As such, in this specific example, 32 ports on each of the devices 300, 2000, 2006, and 2012 may be coupled to the computing devices 200 in the GPU pod 2300, with the remaining 32 ports coupled to spine switch devices as described in further detail below. Furthermore, while a 64-port networking devices providing 400G/port is described, one of skill in the art in possession of the present disclosure will appreciate how the teachings of the present disclosure may be applied to networking devices with 32 or fewer ports, as well as networking devices with 128, 256, 512 or more ports, and/or ports with different speeds, while remaining within the scope of the present disclosure as well.

With reference to FIGS. 24A and 24B, the Ethernet AI fabric configuration of the present disclosure utilizing the “top/odd”, “top/even”, “bottom/odd”, “bottom/even” internal switch fabric scaling described above may include 32 “top/even” fabric networking devices 2400a (configured as the “spine switch devices” discussed above) that each include 64 ports, and thus may each couple to 64 of the networking devices 300 that are each coupled to one of the GPU pods 2300 discussed above to provide a “top/odd” fabric 2402. Furthermore, the Ethernet AI fabric configuration of the present disclosure utilizing the “top/odd”, “top/even”, “bottom/odd”, “bottom/even” internal switch fabric scaling described above may also include 32 “top/even” fabric networking devices 2400b (configured as the “spine switch devices” discussed above) that each include 64 ports, and thus may each couple to 64 of the networking devices 2000 that are each coupled to one of the GPU pods 2300 discussed above to provide a “top/even” fabric 2404.

Further still, the Ethernet AI fabric configuration of the present disclosure utilizing the “top/odd”, “top/even”, “bottom/odd”, “bottom/even” internal switch fabric scaling described above may also include 32 “bottom/odd” fabric networking devices 2400c (configured as the “spine switch devices” discussed above) that each include 64 ports, and thus may each couple to 64 of the networking devices 2006 that are each coupled to one of the GPU pods 2300 discussed above to provide a “bottom/odd” fabric 2406. Yet further still, the Ethernet AI fabric configuration of the present disclosure utilizing the “top/odd”, “top/even”, “bottom/odd”, “bottom/even” internal switch fabric scaling described above may also include 32 “bottom/even” fabric networking devices 2400d (configured as the “spine switch devices” discussed above) that each include 64 ports, and thus may each couple to 64 of the networking devices 2012 that are each coupled to one of the GPU pods 2300 discussed above to provide a “bottom/even” fabric 2408.

As illustrated in FIGS. 24C and 24D, any GPU in any of the GPU pods 2300 may perform GPU communication operations 2410 to communicate with other GPUs via the “top/odd” fabric 2402 accessible via the networking devices 300 and 2400a, as well as GPU communication operations 2412 to communicate with other GPUs via the “top/even” fabric 2404 accessible via the networking devices 2000 and 2400b, GPU communication operations 2414 to communicate with other GPUs via the “bottom/odd” fabric 2406 accessible via the networking devices 2006 and 2400c, and GPU communication operations 2416 to communicate with other GPUs via the “bottom/even” fabric 2408 accessible via the networking devices 2012 and 2400d.

Furthermore, using the definition of the GPU pod 2300 discussed above, the Ethernet AI fabric of FIGS. 24A and 24B allows for the coupling of up to (16 computing devices/GPU pod*64 GPU pods=) 1024 computing devices, and up to (8 GPUs/computing device*1024 computing devices=) 8192 GPUs.
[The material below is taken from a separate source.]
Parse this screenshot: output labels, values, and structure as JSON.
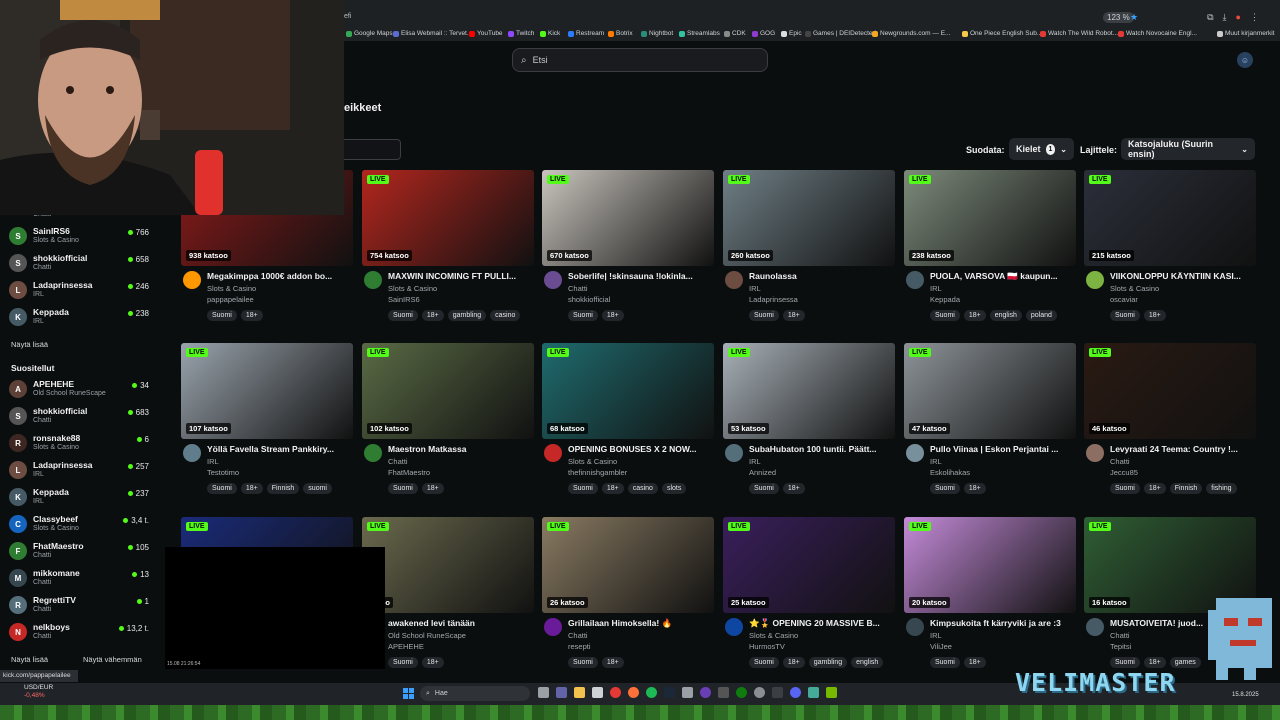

As such, the “top/odd”, “top/even”, “bottom/odd”, “bottom/even” internal switch fabric scaling described above quadruples the number of GPUs that may be provided in the Ethernet AI fabric using the same hardware as provided in the conventional Ethernet AI fabric discussed above with reference to FIGS. 5-9.

As discussed above, while three specific examples are provided above, modifications to the Ethernet AI fabric configurations in those examples will fall within the scope of the present disclosure as well. For example, the Ethernet AI fabric configuration of the present disclosure utilizing the “top/odd”, “top/even”, “bottom/odd”, “bottom/even” internal switch fabric scaling described above may be modified to prevent potential conflicts that may result from the sharing of 200G MACs by pairs of GPUs (as illustrated and described above with reference to FIGS. 21 and 22).

With reference to FIG. 25, a specific example of the networking device/NIC/GPU connections in the Ethernet AI fabric configuration of FIGS. 20A, 20B, 20C, and 20D is illustrated that operates to prevent the potential conflicts resulting from the sharing of 200G MACs by pairs of GPUs discussed above. In the illustrated embodiment, a networking device 2500 is illustrated connected to NICs in a computing device, a networking device 2501 is illustrated connected to NICs in that computing device, a networking device 2502 is illustrated connected to NICs in that computing device, a networking device 2103 is illustrated connected to NICs in that computing device, and one of skill in the art in possession of the present disclosure will appreciate how FIG. 25 may illustrate the connection of the networking device 300 (provided by the networking device 2500) to the NICs 204a and 204c on the computing device 200 illustrated in FIG. 20A, the connection of the networking device 2000 (provided by the networking device 2501) to the NICs 204b and 204d on the computing device 200 illustrated in FIG. 20B, the connection of the networking device 2006 (provided by the networking device 2502) to the NICs 204a and 204c on the computing device 200 illustrated in FIG. 20C, and the connection of the networking device 2012 (provided by the networking device 2503) to the NICs 204b and 204d on the computing device 200 illustrated in FIG. 20D.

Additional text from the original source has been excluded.